Il y a d'ailleurs tout lieu de croire que, si le client comprend, grâce à des explications orales détaillées, les raisons de la fermeture de son compte, il ne recourra pas à la possibilité offerte par la présente proposition de loi. Il ne tient ainsi qu'à l'établissement de crédit de faire en sorte que, de très faible, la charge administrative créée par le texte devienne infinitésimale.

Enfin, les banques revendiquent une certaine liberté contractuelle dans la relation qui les lie à leur client dans le cadre d'une convention de dépôt. Le banquier doit en effet avoir la liberté de rompre son contrat si celui-ci est à durée indéterminée - c'est le cas visé ici -, notamment en raison de la prohibition des engagements perpétuels reconnue par l'article 1210 du code civil3(*). Mais rien dans ce texte ne vise à limiter la possibilité pour les banquiers de rompre ces contrats, puisqu'il ne s'agit que d'une obligation de motivation lorsque le client en fait la demande. À titre de comparaison, la résiliation unilatérale de certains contrats d'assurance de particuliers fait obligatoirement l'objet d'une motivation au titre de l'article L. 113-12-1 du code des assurances. Le Gouvernement souhaite d'ailleurs, par l'article 14 de son projet de loi de simplification de la vie économique n° 550 (2023-2024) déposé au Sénat le 24 avril 2024, étendre cette disposition aux professionnels.

Il est donc loisible au législateur d'encadrer les conditions dans lesquelles se déploie la liberté contractuelle. Pour mémoire, le Conseil constitutionnel a bien précisé dans sa décision n° 99-419 DC du 9 novembre 1999 que, si la liberté contractuelle résultant de l'article 4 de la Déclaration des droits de l'homme et du citoyen justifie qu'un contrat à durée indéterminée puisse être rompu unilatéralement, l'information du cocontractant doit en revanche être garantie. Il revient au législateur de déterminer dans quelles conditions.
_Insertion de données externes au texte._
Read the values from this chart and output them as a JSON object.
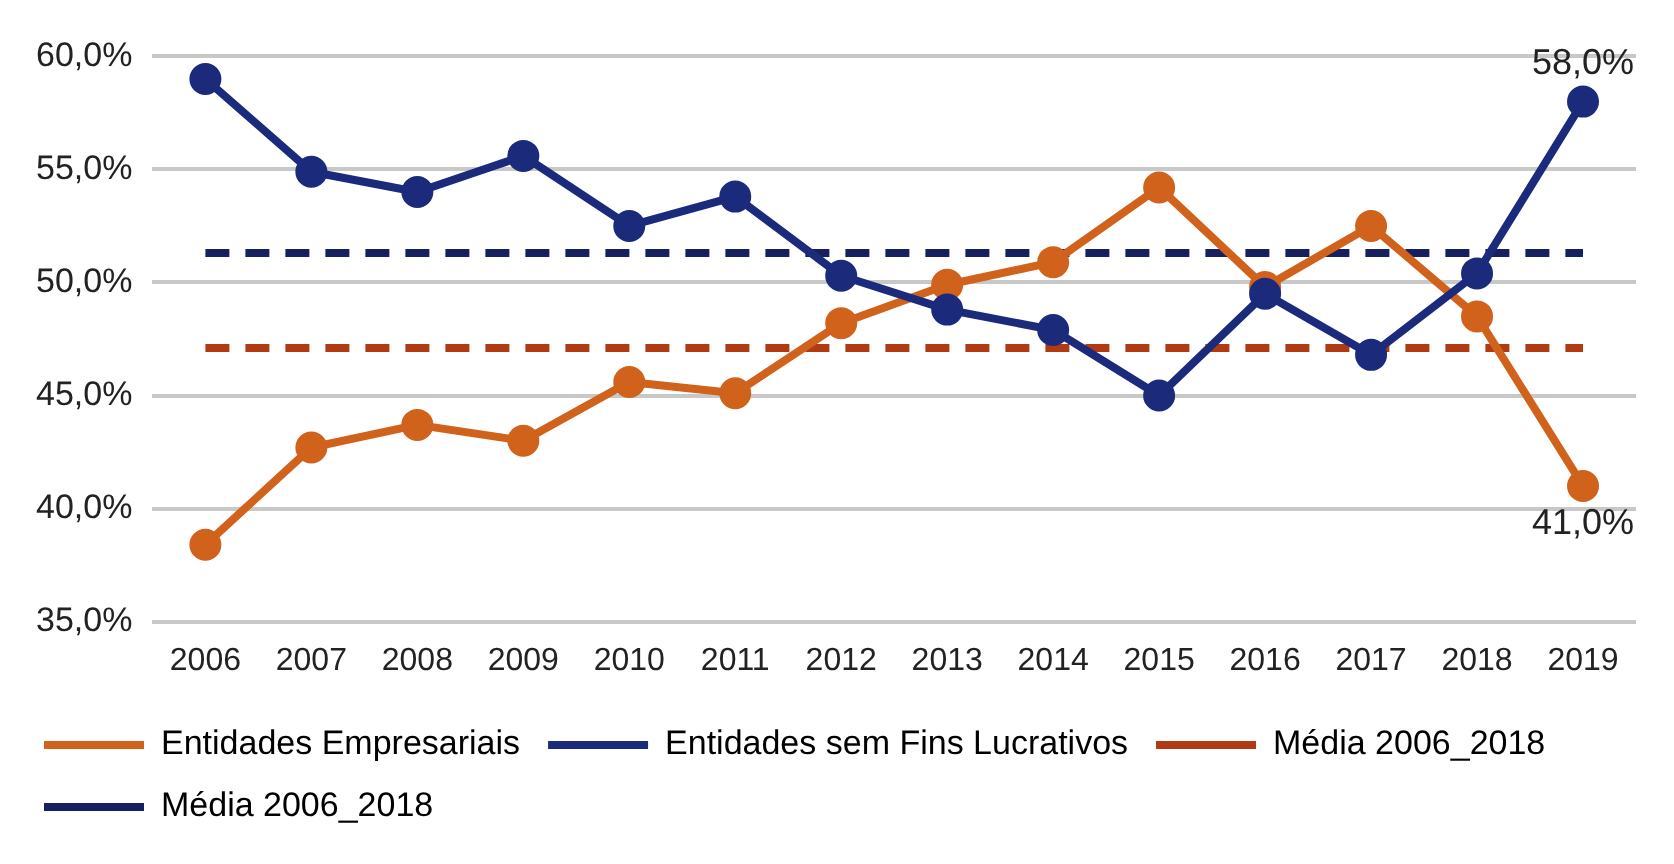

B. UN DISPOSITIF À PRÉCISER, ET UN RISQUE D'INJONCTION CONTRADICTOIRE À DISSIPER

Les travaux menés par le rapporteur l'ont toutefois amené à identifier un risque réel dans la rédaction initiale du texte.

En effet, une relation contractuelle entre l'établissement et son client peut être rompue pour motifs de lutte contre le blanchiment et le financement du terrorisme.

Deux cas se présentent alors.

D'une part, l'article L. 561-8 du code monétaire et financier prévoit que, lorsque la banque ne dispose pas d'une assez bonne connaissance de son client, elle doit mettre fin à la relation d'affaires et peut transmettre une déclaration de soupçon à Tracfin, le service de renseignement compétent du ministère de l'économie, des finances et de la souveraineté industrielle et numérique.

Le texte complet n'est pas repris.